I need to evaluate $$\lim_{x \to \infty}\ln\left(\frac{1 - x}{1 + x}\right)$$ and I always end up with indetermined form. For example since the following holds true $$\frac{1 - x}{1 + x} = \frac{1 + x - 2x}{1 + x} = 1 - \frac{2x}{1 + x} = 1 - \frac{x}{x} \cdot \frac{2}{\frac{1}{x} + 1} = 1 - \frac{2}{\frac{1}{x} + 1},$$ the limit can be rewritten as
$$\lim_{x \to \infty}\ln\left(\frac{1 - x}{1 + x}\right) = \lim_{x \to \infty}\left(\ln\left(1 - \frac{2}{\frac{1}{x} + 1}\right)\right) = \ln\left(-1\right) = \pi i,$$ but I'm in a regular calculus and can't use $i$'s.
Not really an answer to the question, but rather an answer based on additional info given by @thomashauser in a comment. The "full question" asks to find the asymptotes of
$$ h(x) = \ln\left(\frac{1 - x}{1 + x}\right) \frac{1}{x} $$
First, find the domain: easy to see that the function makes sense only for $|x|<1$. Therefore, you are asked to find the "vertical asymptotes", not the asymptotes at infinity: there is no need to consider the limit $x \rightarrow \infty$.

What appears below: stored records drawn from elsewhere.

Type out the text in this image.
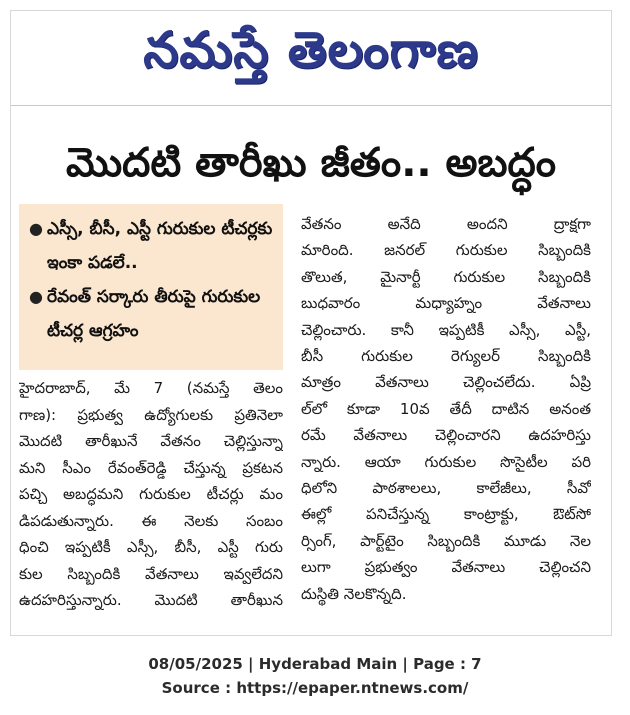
నమస్తే తెలంగాణ
మొదటి తారీఖు జీతం.. అబద్ధం
● ఎస్సీ, బీసీ, ఎస్టీ గురుకుల టీచర్లకు ఇంకా పడలే..
● రేవంత్ సర్కారు తీరుపై గురుకుల టీచర్ల ఆగ్రహం
హైదరాబాద్, మే 7 (నమస్తే తెలం
గాణ): ప్రభుత్వ ఉద్యోగులకు ప్రతినెలా
మొదటి తారీఖునే వేతనం చెల్లిస్తున్నా
మని సీఎం రేవంత్‌రెడ్డి చేస్తున్న ప్రకటన
పచ్చి అబద్ధమని గురుకుల టీచర్లు మం
డిపడుతున్నారు. ఈ నెలకు సంబం
ధించి ఇప్పటికీ ఎస్సీ, బీసీ, ఎస్టీ గురు
కుల సిబ్బందికి వేతనాలు ఇవ్వలేదని
ఉదహరిస్తున్నారు. మొదటి తారీఖున
వేతనం అనేది అందని ద్రాక్షగా
మారింది. జనరల్ గురుకుల సిబ్బందికి
తొలుత, మైనార్టీ గురుకుల సిబ్బందికి
బుధవారం మధ్యాహ్నం వేతనాలు
చెల్లించారు. కానీ ఇప్పటికీ ఎస్సీ, ఎస్టీ,
బీసీ గురుకుల రెగ్యులర్ సిబ్బందికి
మాత్రం వేతనాలు చెల్లించలేదు. ఏప్రి
ల్‌లో కూడా 10వ తేదీ దాటిన అనంత
రమే వేతనాలు చెల్లించారని ఉదహరిస్తు
న్నారు. ఆయా గురుకుల సొసైటీల పరి
ధిలోని పాఠశాలలు, కాలేజీలు, సీవో
ఈల్లో పనిచేస్తున్న కాంట్రాక్టు, ఔట్‌సో
ర్సింగ్, పార్ట్‌టైం సిబ్బందికి మూడు నెల
లుగా ప్రభుత్వం వేతనాలు చెల్లించని
దుస్థితి నెలకొన్నది.
08/05/2025 | Hyderabad Main | Page : 7
Source : https://epaper.ntnews.com/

Clearly you have two asymptotes at $x=-1$ and $x=1$, both going to negative infinity. You may wonder if there is an additional vertical asymptote at $x=0$. The answer is no: in $x=0$ the function is well defined (the limits $x \rightarrow 0^\pm$ coincide). In fact, you can see that close to the origin
$$ h(x) = -2 -2x^2/3+O(x^3) \, .$$
Final note: $h(x)=h(-x)$, i.e. it is an even function, so you just have to study the limits $x \rightarrow 0^+$ and $x \rightarrow 1^-$ (or, equivalently, $x \rightarrow 0^-$ and $x \rightarrow -1^+$).